I’m a big believer in “to each his/her own,” but isn’t that kind of ableist thinking – precisely counter-supportive of people who have experienced medical hardships like our own?
It’s communicating a negative perspective of disability, at the very least.
My brain injury survivor participants view disability as a fixed and static identity marker that makes a person “broken,” when they have semi-permanent and permanent disabilities themselves.
Research, on the other hand, suggests a more dynamic understanding of disability than my participants do: that it’s flexible, performative, and (re)defined through our activities every day(Davis, 2013; Lindemann, & Cherney, 2008).
Dissociating from disability, then, is not only ableist, but also dis-empowering to those who do have a disability.

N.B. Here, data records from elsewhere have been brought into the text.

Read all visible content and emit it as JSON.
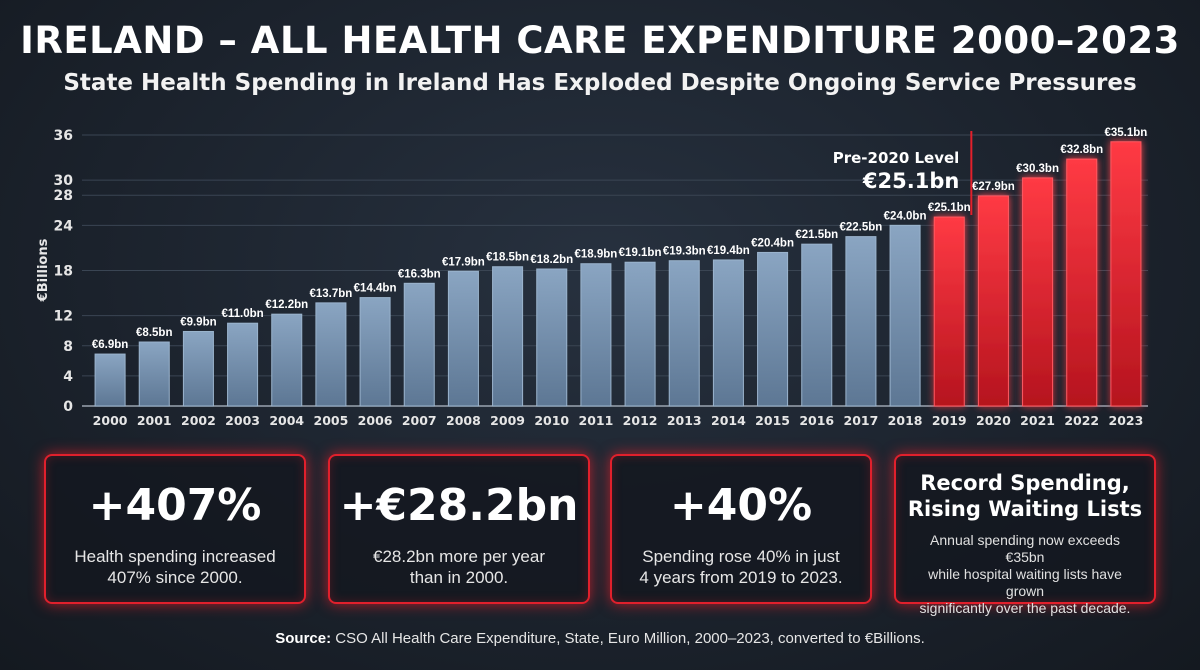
{
  "title": "IRELAND – ALL HEALTH CARE EXPENDITURE 2000–2023",
  "subtitle": "State Health Spending in Ireland Has Exploded Despite Ongoing Service Pressures",
  "colors": {
    "bar_pre": "#6f8aa6",
    "bar_post": "#e3202b",
    "background": "#1f2630",
    "card_border": "#e0202c"
  },
  "chart_data": {
    "type": "bar",
    "ylabel": "€Billions",
    "ylim": [
      0,
      36
    ],
    "yticks": [
      "0",
      "4",
      "8",
      "12",
      "18",
      "24",
      "28",
      "30",
      "36"
    ],
    "categories": [
      "2000",
      "2001",
      "2002",
      "2003",
      "2004",
      "2005",
      "2006",
      "2007",
      "2008",
      "2009",
      "2010",
      "2011",
      "2012",
      "2013",
      "2014",
      "2015",
      "2016",
      "2017",
      "2018",
      "2019",
      "2020",
      "2021",
      "2022",
      "2023"
    ],
    "values": [
      6.9,
      8.5,
      9.9,
      11.0,
      12.2,
      13.7,
      14.4,
      16.3,
      17.9,
      18.5,
      18.2,
      18.9,
      19.1,
      19.3,
      19.4,
      20.4,
      21.5,
      22.5,
      24.0,
      25.1,
      27.9,
      30.3,
      32.8,
      35.1
    ],
    "labels": [
      "€6.9bn",
      "€8.5bn",
      "€9.9bn",
      "€11.0bn",
      "€12.2bn",
      "€13.7bn",
      "€14.4bn",
      "€16.3bn",
      "€17.9bn",
      "€18.5bn",
      "€18.2bn",
      "€18.9bn",
      "€19.1bn",
      "€19.3bn",
      "€19.4bn",
      "€20.4bn",
      "€21.5bn",
      "€22.5bn",
      "€24.0bn",
      "€25.1bn",
      "€27.9bn",
      "€30.3bn",
      "€32.8bn",
      "€35.1bn"
    ],
    "highlight_from": "2019",
    "annotation": {
      "line1": "Pre-2020 Level",
      "line2": "€25.1bn",
      "between": [
        "2019",
        "2020"
      ]
    },
    "grid": true
  },
  "cards": [
    {
      "big": "+407%",
      "desc_line1": "Health spending increased",
      "desc_line2": "407% since 2000."
    },
    {
      "big": "+€28.2bn",
      "desc_line1": "€28.2bn more per year",
      "desc_line2": "than in 2000."
    },
    {
      "big": "+40%",
      "desc_line1": "Spending rose 40% in just",
      "desc_line2": "4 years from 2019 to 2023."
    },
    {
      "head_line1": "Record Spending,",
      "head_line2": "Rising Waiting Lists",
      "small_line1": "Annual spending now exceeds €35bn",
      "small_line2": "while hospital waiting lists have grown",
      "small_line3": "significantly over the past decade."
    }
  ],
  "source": {
    "label": "Source:",
    "text": "CSO All Health Care Expenditure, State, Euro Million, 2000–2023, converted to €Billions."
  }
}
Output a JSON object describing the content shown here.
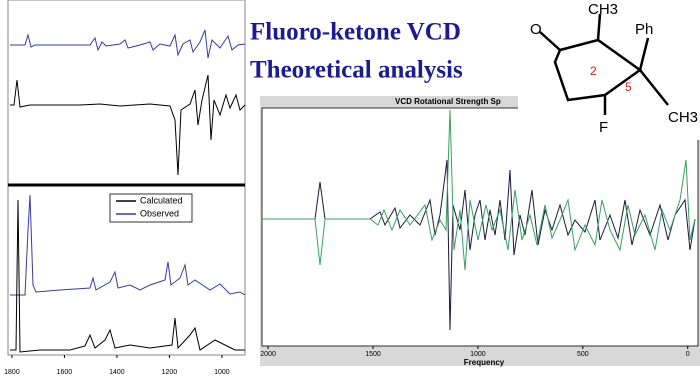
{
  "heading": [
    "Fluoro-ketone VCD",
    "Theoretical analysis"
  ],
  "left_panel": {
    "legend": [
      "Calculated",
      "Observed"
    ],
    "xlim": [
      1815,
      912
    ],
    "xticks": [
      1800,
      1600,
      1400,
      1200,
      1000
    ]
  },
  "right_panel": {
    "title": "VCD Rotational Strength Sp",
    "x_label": "Frequency",
    "xlim": [
      2029,
      -49
    ],
    "xticks": [
      2000,
      1500,
      1000,
      500,
      0
    ]
  },
  "molecule": {
    "labels": [
      "O",
      "CH3",
      "Ph",
      "2",
      "5",
      "F",
      "CH3"
    ]
  }
}
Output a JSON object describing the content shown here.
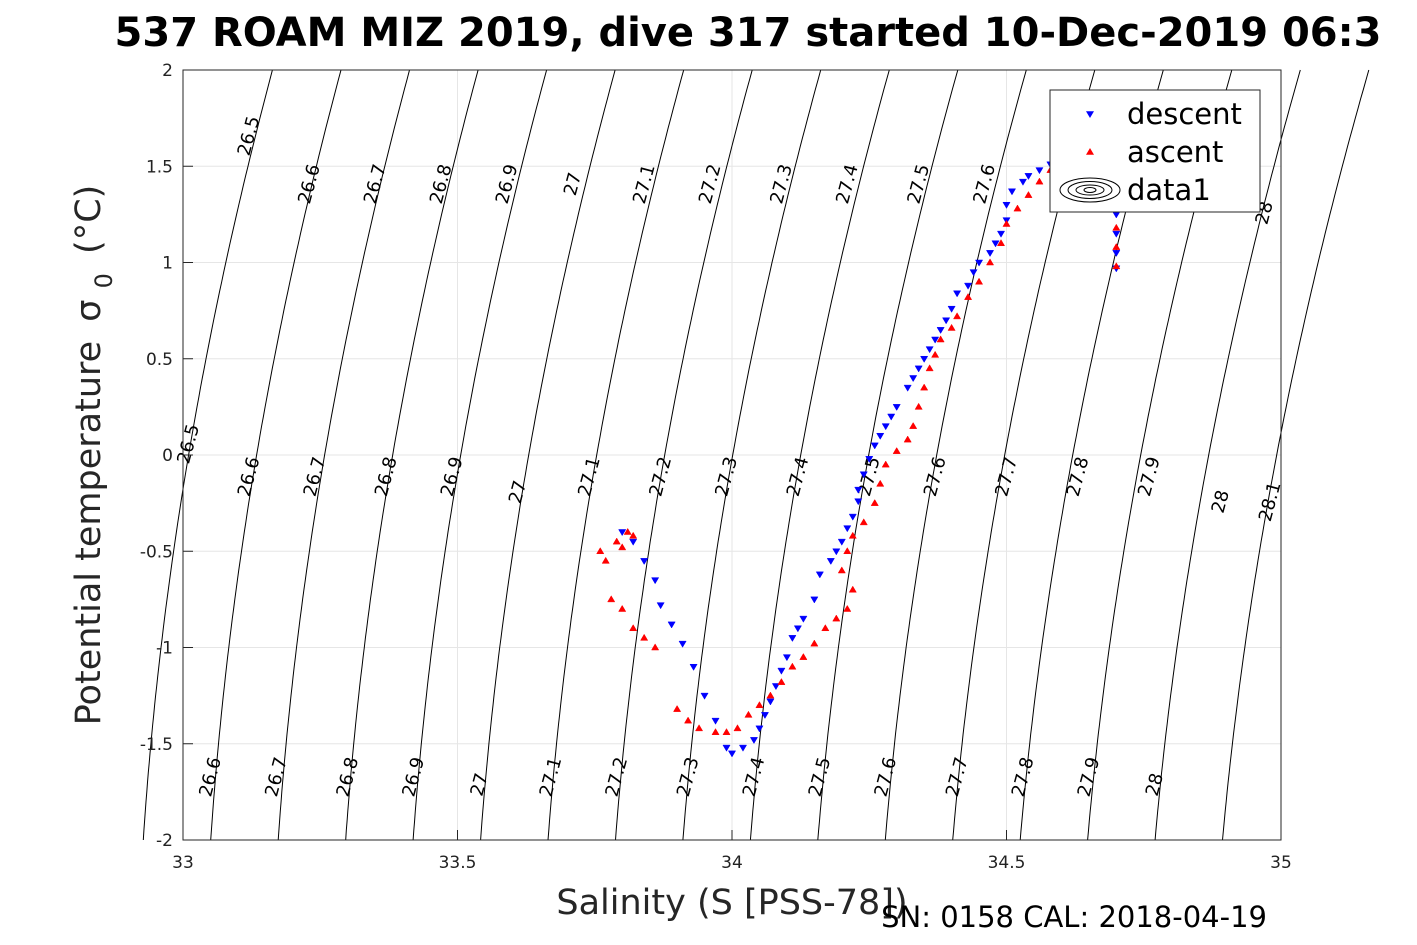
{
  "chart_data": {
    "type": "scatter",
    "title": "537 ROAM MIZ 2019, dive 317 started 10-Dec-2019 06:3",
    "xlabel": "Salinity (S [PSS-78])",
    "ylabel": "Potential temperature",
    "ylabel_symbol": "σ",
    "ylabel_subscript": "0",
    "ylabel_unit": "(°C)",
    "xlim": [
      33,
      35
    ],
    "ylim": [
      -2,
      2
    ],
    "x_ticks": [
      33,
      33.5,
      34,
      34.5,
      35
    ],
    "x_tick_labels": [
      "33",
      "33.5",
      "34",
      "34.5",
      "35"
    ],
    "y_ticks": [
      -2,
      -1.5,
      -1,
      -0.5,
      0,
      0.5,
      1,
      1.5,
      2
    ],
    "y_tick_labels": [
      "-2",
      "-1.5",
      "-1",
      "-0.5",
      "0",
      "0.5",
      "1",
      "1.5",
      "2"
    ],
    "grid": true,
    "legend_position": "top-right",
    "footer_text": "SN: 0158  CAL: 2018-04-19",
    "contours": {
      "levels": [
        26.5,
        26.6,
        26.7,
        26.8,
        26.9,
        27,
        27.1,
        27.2,
        27.3,
        27.4,
        27.5,
        27.6,
        27.7,
        27.8,
        27.9,
        28,
        28.1
      ],
      "labels": [
        {
          "text": "26.5",
          "x": 33.13,
          "y": 1.65
        },
        {
          "text": "26.6",
          "x": 33.24,
          "y": 1.4
        },
        {
          "text": "26.7",
          "x": 33.36,
          "y": 1.4
        },
        {
          "text": "26.8",
          "x": 33.48,
          "y": 1.4
        },
        {
          "text": "26.9",
          "x": 33.6,
          "y": 1.4
        },
        {
          "text": "27",
          "x": 33.72,
          "y": 1.4
        },
        {
          "text": "27.1",
          "x": 33.85,
          "y": 1.4
        },
        {
          "text": "27.2",
          "x": 33.97,
          "y": 1.4
        },
        {
          "text": "27.3",
          "x": 34.1,
          "y": 1.4
        },
        {
          "text": "27.4",
          "x": 34.22,
          "y": 1.4
        },
        {
          "text": "27.5",
          "x": 34.35,
          "y": 1.4
        },
        {
          "text": "27.6",
          "x": 34.47,
          "y": 1.4
        },
        {
          "text": "28",
          "x": 34.98,
          "y": 1.25
        },
        {
          "text": "26.5",
          "x": 33.02,
          "y": 0.05
        },
        {
          "text": "26.6",
          "x": 33.13,
          "y": -0.12
        },
        {
          "text": "26.7",
          "x": 33.25,
          "y": -0.12
        },
        {
          "text": "26.8",
          "x": 33.38,
          "y": -0.12
        },
        {
          "text": "26.9",
          "x": 33.5,
          "y": -0.12
        },
        {
          "text": "27",
          "x": 33.62,
          "y": -0.2
        },
        {
          "text": "27.1",
          "x": 33.75,
          "y": -0.12
        },
        {
          "text": "27.2",
          "x": 33.88,
          "y": -0.12
        },
        {
          "text": "27.3",
          "x": 34.0,
          "y": -0.12
        },
        {
          "text": "27.4",
          "x": 34.13,
          "y": -0.12
        },
        {
          "text": "27.5",
          "x": 34.26,
          "y": -0.12
        },
        {
          "text": "27.6",
          "x": 34.38,
          "y": -0.12
        },
        {
          "text": "27.7",
          "x": 34.51,
          "y": -0.12
        },
        {
          "text": "27.8",
          "x": 34.64,
          "y": -0.12
        },
        {
          "text": "27.9",
          "x": 34.77,
          "y": -0.12
        },
        {
          "text": "28",
          "x": 34.9,
          "y": -0.25
        },
        {
          "text": "28.1",
          "x": 34.99,
          "y": -0.25
        },
        {
          "text": "26.6",
          "x": 33.06,
          "y": -1.68
        },
        {
          "text": "26.7",
          "x": 33.18,
          "y": -1.68
        },
        {
          "text": "26.8",
          "x": 33.31,
          "y": -1.68
        },
        {
          "text": "26.9",
          "x": 33.43,
          "y": -1.68
        },
        {
          "text": "27",
          "x": 33.55,
          "y": -1.72
        },
        {
          "text": "27.1",
          "x": 33.68,
          "y": -1.68
        },
        {
          "text": "27.2",
          "x": 33.8,
          "y": -1.68
        },
        {
          "text": "27.3",
          "x": 33.93,
          "y": -1.68
        },
        {
          "text": "27.4",
          "x": 34.05,
          "y": -1.68
        },
        {
          "text": "27.5",
          "x": 34.17,
          "y": -1.68
        },
        {
          "text": "27.6",
          "x": 34.29,
          "y": -1.68
        },
        {
          "text": "27.7",
          "x": 34.42,
          "y": -1.68
        },
        {
          "text": "27.8",
          "x": 34.54,
          "y": -1.68
        },
        {
          "text": "27.9",
          "x": 34.66,
          "y": -1.68
        },
        {
          "text": "28",
          "x": 34.78,
          "y": -1.72
        }
      ]
    },
    "series": [
      {
        "name": "descent",
        "marker": "triangle-down",
        "color": "#0000ff",
        "points": [
          [
            34.7,
            0.97
          ],
          [
            34.7,
            1.05
          ],
          [
            34.7,
            1.15
          ],
          [
            34.7,
            1.25
          ],
          [
            34.7,
            1.35
          ],
          [
            34.7,
            1.45
          ],
          [
            34.69,
            1.52
          ],
          [
            34.62,
            1.58
          ],
          [
            34.6,
            1.54
          ],
          [
            34.58,
            1.51
          ],
          [
            34.56,
            1.48
          ],
          [
            34.54,
            1.45
          ],
          [
            34.53,
            1.42
          ],
          [
            34.51,
            1.37
          ],
          [
            34.5,
            1.3
          ],
          [
            34.5,
            1.22
          ],
          [
            34.49,
            1.15
          ],
          [
            34.48,
            1.1
          ],
          [
            34.47,
            1.05
          ],
          [
            34.45,
            1.0
          ],
          [
            34.44,
            0.95
          ],
          [
            34.43,
            0.88
          ],
          [
            34.41,
            0.84
          ],
          [
            34.4,
            0.76
          ],
          [
            34.39,
            0.7
          ],
          [
            34.38,
            0.65
          ],
          [
            34.37,
            0.6
          ],
          [
            34.36,
            0.55
          ],
          [
            34.35,
            0.5
          ],
          [
            34.34,
            0.45
          ],
          [
            34.33,
            0.4
          ],
          [
            34.32,
            0.35
          ],
          [
            34.3,
            0.25
          ],
          [
            34.29,
            0.2
          ],
          [
            34.28,
            0.15
          ],
          [
            34.27,
            0.1
          ],
          [
            34.26,
            0.05
          ],
          [
            34.25,
            -0.02
          ],
          [
            34.24,
            -0.1
          ],
          [
            34.23,
            -0.18
          ],
          [
            34.23,
            -0.24
          ],
          [
            34.22,
            -0.32
          ],
          [
            34.21,
            -0.38
          ],
          [
            34.2,
            -0.45
          ],
          [
            34.19,
            -0.5
          ],
          [
            34.18,
            -0.55
          ],
          [
            34.16,
            -0.62
          ],
          [
            34.15,
            -0.75
          ],
          [
            34.13,
            -0.85
          ],
          [
            34.12,
            -0.9
          ],
          [
            34.11,
            -0.95
          ],
          [
            34.1,
            -1.05
          ],
          [
            34.09,
            -1.12
          ],
          [
            34.08,
            -1.2
          ],
          [
            34.07,
            -1.28
          ],
          [
            34.06,
            -1.35
          ],
          [
            34.05,
            -1.42
          ],
          [
            34.04,
            -1.48
          ],
          [
            34.02,
            -1.52
          ],
          [
            34.0,
            -1.55
          ],
          [
            33.99,
            -1.52
          ],
          [
            33.97,
            -1.38
          ],
          [
            33.95,
            -1.25
          ],
          [
            33.93,
            -1.1
          ],
          [
            33.91,
            -0.98
          ],
          [
            33.89,
            -0.88
          ],
          [
            33.87,
            -0.78
          ],
          [
            33.86,
            -0.65
          ],
          [
            33.84,
            -0.55
          ],
          [
            33.82,
            -0.45
          ],
          [
            33.8,
            -0.4
          ]
        ]
      },
      {
        "name": "ascent",
        "marker": "triangle-up",
        "color": "#ff0000",
        "points": [
          [
            34.7,
            0.98
          ],
          [
            34.7,
            1.08
          ],
          [
            34.7,
            1.18
          ],
          [
            34.7,
            1.3
          ],
          [
            34.7,
            1.4
          ],
          [
            34.69,
            1.5
          ],
          [
            34.6,
            1.52
          ],
          [
            34.58,
            1.48
          ],
          [
            34.56,
            1.42
          ],
          [
            34.54,
            1.35
          ],
          [
            34.52,
            1.28
          ],
          [
            34.5,
            1.2
          ],
          [
            34.49,
            1.1
          ],
          [
            34.47,
            1.0
          ],
          [
            34.45,
            0.9
          ],
          [
            34.43,
            0.82
          ],
          [
            34.41,
            0.72
          ],
          [
            34.4,
            0.66
          ],
          [
            34.38,
            0.6
          ],
          [
            34.37,
            0.52
          ],
          [
            34.36,
            0.45
          ],
          [
            34.35,
            0.35
          ],
          [
            34.34,
            0.25
          ],
          [
            34.33,
            0.15
          ],
          [
            34.32,
            0.08
          ],
          [
            34.3,
            0.02
          ],
          [
            34.28,
            -0.05
          ],
          [
            34.27,
            -0.15
          ],
          [
            34.26,
            -0.25
          ],
          [
            34.24,
            -0.35
          ],
          [
            34.22,
            -0.42
          ],
          [
            34.21,
            -0.5
          ],
          [
            34.2,
            -0.6
          ],
          [
            34.22,
            -0.7
          ],
          [
            34.21,
            -0.8
          ],
          [
            34.19,
            -0.85
          ],
          [
            34.17,
            -0.9
          ],
          [
            34.15,
            -0.98
          ],
          [
            34.13,
            -1.05
          ],
          [
            34.11,
            -1.1
          ],
          [
            34.09,
            -1.18
          ],
          [
            34.07,
            -1.25
          ],
          [
            34.05,
            -1.3
          ],
          [
            34.03,
            -1.35
          ],
          [
            34.01,
            -1.42
          ],
          [
            33.99,
            -1.44
          ],
          [
            33.97,
            -1.44
          ],
          [
            33.94,
            -1.42
          ],
          [
            33.92,
            -1.38
          ],
          [
            33.9,
            -1.32
          ],
          [
            33.86,
            -1.0
          ],
          [
            33.84,
            -0.95
          ],
          [
            33.82,
            -0.9
          ],
          [
            33.8,
            -0.8
          ],
          [
            33.78,
            -0.75
          ],
          [
            33.77,
            -0.55
          ],
          [
            33.79,
            -0.45
          ],
          [
            33.81,
            -0.4
          ],
          [
            33.82,
            -0.42
          ],
          [
            33.8,
            -0.48
          ],
          [
            33.76,
            -0.5
          ]
        ]
      },
      {
        "name": "data1",
        "marker": "contour",
        "color": "#000000",
        "points": []
      }
    ]
  }
}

It’s interesting that six of the seven participants empower themselves by shunning the disability label, effectively looking down on others and what it means to have a disability.
What are your thoughts?
Melanie’s story echoes Sarah’s experiences dissociating between injury and disability. Sarah expresses:
“A lot of people don’t understand. What I hear most is ‘Oh, you look fine. You’re not suffering from an injury or disability.’
“I think people mean it as a compliment or to somehow tell me that – well, I look good…
“And really that is just the most frustrating thing because brain injuries are invisible, and people forget that it’s not something I’m ever going to get over. In my mind, it’s not a disability, but it is a permanent injury.”